The ball will be encased in a special plaque and join the World Series trophy on its victory tour.
Mientkiewicz kept the ball as a souvenir, and when the team asked for it back it touched off a controversy over its ownership. Mientkiewicz was since traded to the New York Mets.
Basketball
* Trail Blazers forward Darius Miles was suspended by the team for two games Friday after a verbal clash with coach Maurice Cheeks during a film session.
The Blazers suspended Miles for conduct detrimental to the team and insubordination.
He has appeared in 32 games this season, with 10 starts. He was averaging 12.9 points and five rebounds.
Colleges
* Calling the sexual attack "the most heinous I have seen," a 12-year judge Friday sentenced a former St. Louis collegiate football player to more than five centuries behind bars in a 2002 home invasion and rape.
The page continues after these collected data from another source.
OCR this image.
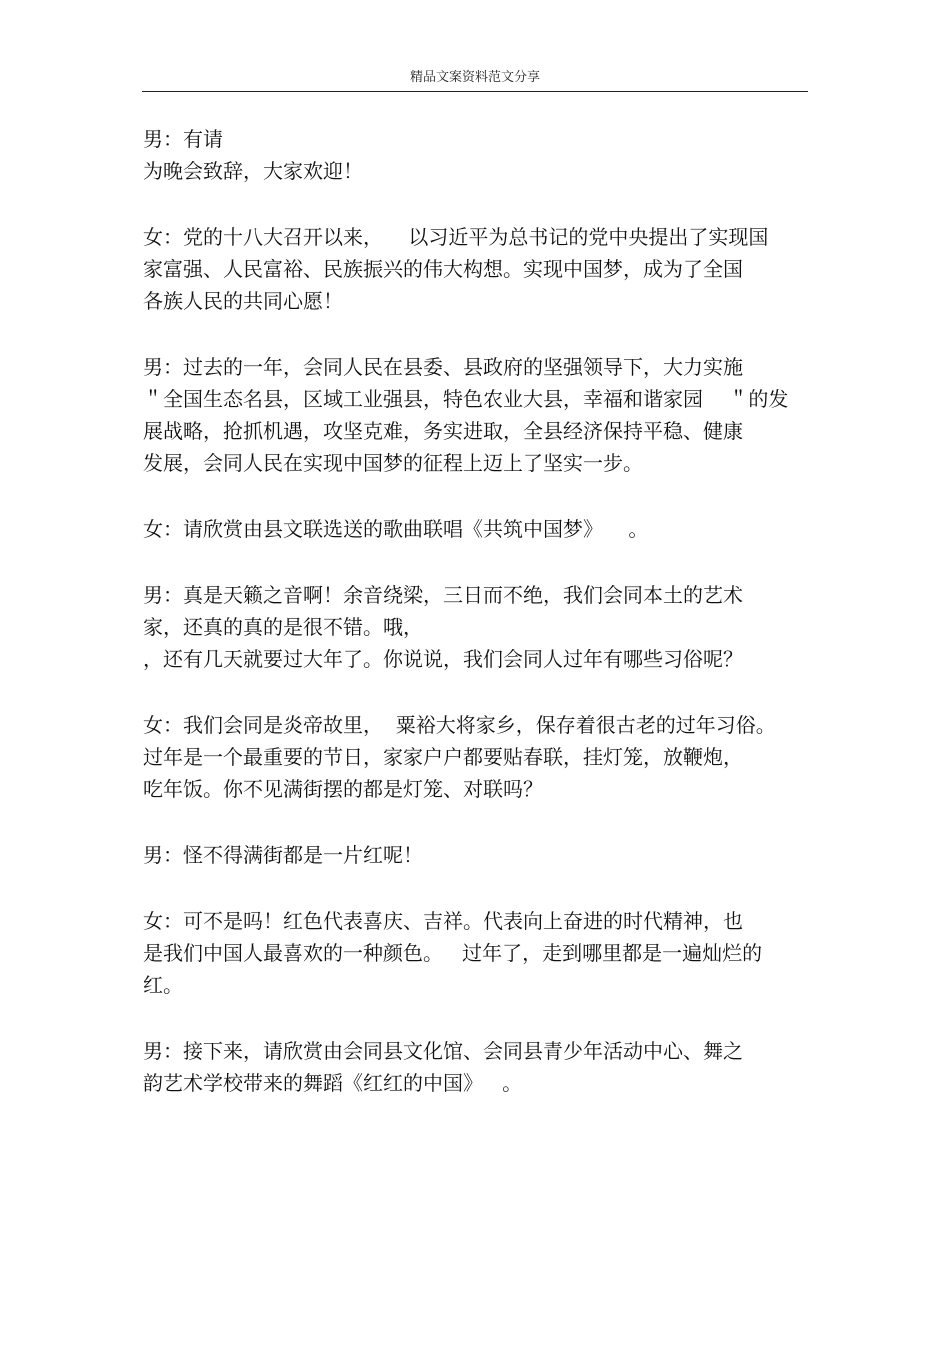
精品文案资料范文分享
男：有请
为晚会致辞，大家欢迎！
女：党的十八大召开以来，    以习近平为总书记的党中央提出了实现国
家富强、人民富裕、民族振兴的伟大构想。实现中国梦，成为了全国
各族人民的共同心愿！
男：过去的一年，会同人民在县委、县政府的坚强领导下，大力实施
＂全国生态名县，区域工业强县，特色农业大县，幸福和谐家园    ＂的发
展战略，抢抓机遇，攻坚克难，务实进取，全县经济保持平稳、健康
发展，会同人民在实现中国梦的征程上迈上了坚实一步。
女：请欣赏由县文联选送的歌曲联唱《共筑中国梦》    。
男：真是天籁之音啊！余音绕梁，三日而不绝，我们会同本土的艺术
家，还真的真的是很不错。哦，
，还有几天就要过大年了。你说说，我们会同人过年有哪些习俗呢？
女：我们会同是炎帝故里，  粟裕大将家乡，保存着很古老的过年习俗。
过年是一个最重要的节日，家家户户都要贴春联，挂灯笼，放鞭炮，
吃年饭。你不见满街摆的都是灯笼、对联吗？
男：怪不得满街都是一片红呢！
女：可不是吗！红色代表喜庆、吉祥。代表向上奋进的时代精神，也
是我们中国人最喜欢的一种颜色。   过年了，走到哪里都是一遍灿烂的
红。
男：接下来，请欣赏由会同县文化馆、会同县青少年活动中心、舞之
韵艺术学校带来的舞蹈《红红的中国》   。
St. Louis Circuit Judge Margaret Neill sentenced the former Washington University running back Bobby Collins Jr. to 540 years in prison.
Jurors last month convicted Collins of kidnapping, two counts of forcible rape, four counts of forcible sodomy, attempted forcible sodomy, burglary, robbery and 10 counts of armed criminal action.
Collins amassed 1,000 rushing yards on Washington University's football team in 2001 before dropping out of school in May 2002. Police arrested him in August 2003.
Golf
* Tiger Woods' caddie seriously injured his left hand Friday in an auto racing accident.
Steve Williams was driving in a heat of a modified saloon car competition at the Baypark Speedway in Tauranga when his car launched into the air and hit a safety fence. He said the skin on his left hand was torn back, exposing the bone.
"When the accident first came to an end I was obviously stunned for a minute. There was a massive amount of blood," Williams said. "I was looking down at my hand and saw bone. It's a pretty damaged hand."
Williams hopes to return to work for the Nissan Open at the Riviera Country Club in Los Angeles, beginning Feb. 17.
Soccer
* Germany's biggest soccer scandal in more than 30 years deepened Friday when four people were arrested and a newspaper reported that a referee told prosecutors he was paid more than $65,000 to fix games.
The referee, Robert Hoyzer, admitted getting money for rigging three games and also implicated players and other refs, the newspaper Sueddeutsche Zeitung said.
Hoyzer said he was present when other referees received money from a Croatian-controlled betting ring in Berlin and had heard of players getting paid, the newspaper reported.
Tennis
* Jennifer Capriati had surgery on her right shoulder Friday and could begin rehabilitation within a week.
The operation was performed in Wilmington by Dr. Craig Morgan, who said he expects Capriati to return to a full playing schedule after rehab. Capriati hurt the shoulder at the Advanta Championships in November. The injury forced her to miss the Australian Open, an event she won in 2001 and 2002.